Adam : Et il faut quand même rappeler qu’à cette époque là, c’était un peu chelou, parce qu’on savait pas quoi faire, y avait personne qui ne sortait rien.

Thérèse : Oui c’était une grosse pause, dans l’industrie.

hauméa : Oui ! Tout le monde faisait des livestreams, mais pas beaucoup de créa. 

Adam : Oui donc qu’un label se dise « allez, on sort des albums »… tout le monde pensait que c’était bouché. Et la preuve que non, parce que ça été.

Thérèse : Oui en fait on a vécu une sorte d’alignement des planètes. J’ai appelé Alex avec qui j’avais déjà bossé sur le deuxième EP de La Vague et dont j’adorais le travail, et j’avais vraiment envie qu’on travaille ensemble et qu’Adam le rencontre aussi. Et il était dispo, ce qui est rare parce qu’il s’occupait quand même de Thérapie Taxi. Et finalement, on est rentrés en studio, on a enregistré un titre, on l’a sorti en juillet 2020, et après… bah il s’est passé tout ce qui s’est passé depuis ! C’est un peu fou comme histoire, parce que c’est sorti vraiment de nulle part. 

3. Et justement, ça embraye sur une question que je voulais poser : depuis ces derniers mois on t’a vue un peu partout dans les médias, et ça s’est passé très vite ! Qu’est-ce que ça fait, surtout en sortant d’un ancien projet artistique, de recevoir autant d’attention de la part de médias parfois très convoités ?

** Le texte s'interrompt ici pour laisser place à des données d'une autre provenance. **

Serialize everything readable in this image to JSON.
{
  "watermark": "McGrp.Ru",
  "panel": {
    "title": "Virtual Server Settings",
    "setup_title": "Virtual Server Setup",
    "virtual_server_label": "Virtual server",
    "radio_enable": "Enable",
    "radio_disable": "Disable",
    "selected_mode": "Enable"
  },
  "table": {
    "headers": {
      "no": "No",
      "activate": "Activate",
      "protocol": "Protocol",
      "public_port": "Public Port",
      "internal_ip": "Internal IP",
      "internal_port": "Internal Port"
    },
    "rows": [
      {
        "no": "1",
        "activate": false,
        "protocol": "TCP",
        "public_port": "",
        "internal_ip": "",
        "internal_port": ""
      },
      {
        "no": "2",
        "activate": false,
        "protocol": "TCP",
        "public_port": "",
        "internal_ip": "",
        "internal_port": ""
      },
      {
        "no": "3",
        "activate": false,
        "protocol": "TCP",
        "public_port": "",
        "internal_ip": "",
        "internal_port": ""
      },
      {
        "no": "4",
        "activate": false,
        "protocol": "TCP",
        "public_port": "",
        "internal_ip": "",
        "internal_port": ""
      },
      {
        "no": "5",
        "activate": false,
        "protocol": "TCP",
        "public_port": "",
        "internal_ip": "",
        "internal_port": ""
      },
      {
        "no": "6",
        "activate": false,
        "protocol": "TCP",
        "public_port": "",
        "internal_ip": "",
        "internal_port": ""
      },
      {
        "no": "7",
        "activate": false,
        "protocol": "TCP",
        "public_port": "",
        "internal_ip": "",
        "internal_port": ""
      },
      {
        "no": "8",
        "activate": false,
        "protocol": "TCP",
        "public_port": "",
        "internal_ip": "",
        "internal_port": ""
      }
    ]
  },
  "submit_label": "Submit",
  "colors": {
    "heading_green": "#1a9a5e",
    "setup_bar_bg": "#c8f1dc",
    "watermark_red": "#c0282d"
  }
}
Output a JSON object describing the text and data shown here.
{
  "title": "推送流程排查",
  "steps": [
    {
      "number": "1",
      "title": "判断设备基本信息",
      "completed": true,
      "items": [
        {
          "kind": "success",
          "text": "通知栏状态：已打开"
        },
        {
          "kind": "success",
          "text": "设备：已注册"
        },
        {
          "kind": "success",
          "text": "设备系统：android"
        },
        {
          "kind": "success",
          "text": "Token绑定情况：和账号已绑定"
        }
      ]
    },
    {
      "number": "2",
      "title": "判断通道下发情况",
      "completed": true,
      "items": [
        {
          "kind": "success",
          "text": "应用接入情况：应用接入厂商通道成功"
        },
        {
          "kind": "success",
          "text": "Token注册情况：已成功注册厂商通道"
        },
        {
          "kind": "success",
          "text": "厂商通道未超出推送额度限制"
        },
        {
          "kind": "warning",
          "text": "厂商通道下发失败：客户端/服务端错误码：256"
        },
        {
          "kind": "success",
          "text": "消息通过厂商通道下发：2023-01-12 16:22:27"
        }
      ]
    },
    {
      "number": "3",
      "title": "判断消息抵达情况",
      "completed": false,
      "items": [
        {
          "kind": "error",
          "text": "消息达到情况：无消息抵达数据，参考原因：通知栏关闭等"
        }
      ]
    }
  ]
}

Thérèse : En fait, c’est très bizarre, parce que j’ai l’impression d’être scindée en deux. À la fois t’as la tête dans le guidon, tu fais, tu crées, tu te rends compte de rien, et quand tu es pris dans cet espèce de rythme effréné de l’industrie, du toujours plus, du capitalisme, « faut sortir des trucs, faut faire des clips, faut faire des interviews, il faut il faut il faut », tu vois, l’injonction à faire et à produire, eh ben il y avait des moments où je ne me rendais pas compte de tout ça. Et de l’autre côté, il n’y a pas si longtemps, c’était peut-être en mars ou en avril quand l’EP est sorti, on s’est dit « eh, mais ça fait même pas un an », c’était fou, j’avais fait mes premières télés mes premières couvertures de magazines, des trucs fous que je n’aurais jamais pu imaginer ! Trouver un tourneur en pleine crise ! C’était quand même incroyable. Donc à la fois ça te remplit de joie, et c’est aussi extrêmement vertigineux. Enfin, c’est pas tant le fait de faire des couvertures qui est vertigineux, c’est le rapport à l’autre, aux gens. Il y a des gens pour qui j’étais une meuf qui faisait des couvertures de magazine, donc que j’étais une star, que j’étais connue, et que j’étais riche, alors que pas du tout ! Du coup c’est chouette, et en même temps j’essaie de faire attention à ce que ça ne biaise pas la vision des gens. Moi, je suis une artiste indé, notre équipe est indépendante, on n’a pas de moyens, on fait tout avec nos potes et parfois avec trois bouts de ficelle, qu’on travaille comme des fous, qu’on n’a pas d’argent, qu’on n’a pas de week-ends… et que ce n’est pas parce que tu fais des stories parce que tu es en festival que ça y est tu es célèbre !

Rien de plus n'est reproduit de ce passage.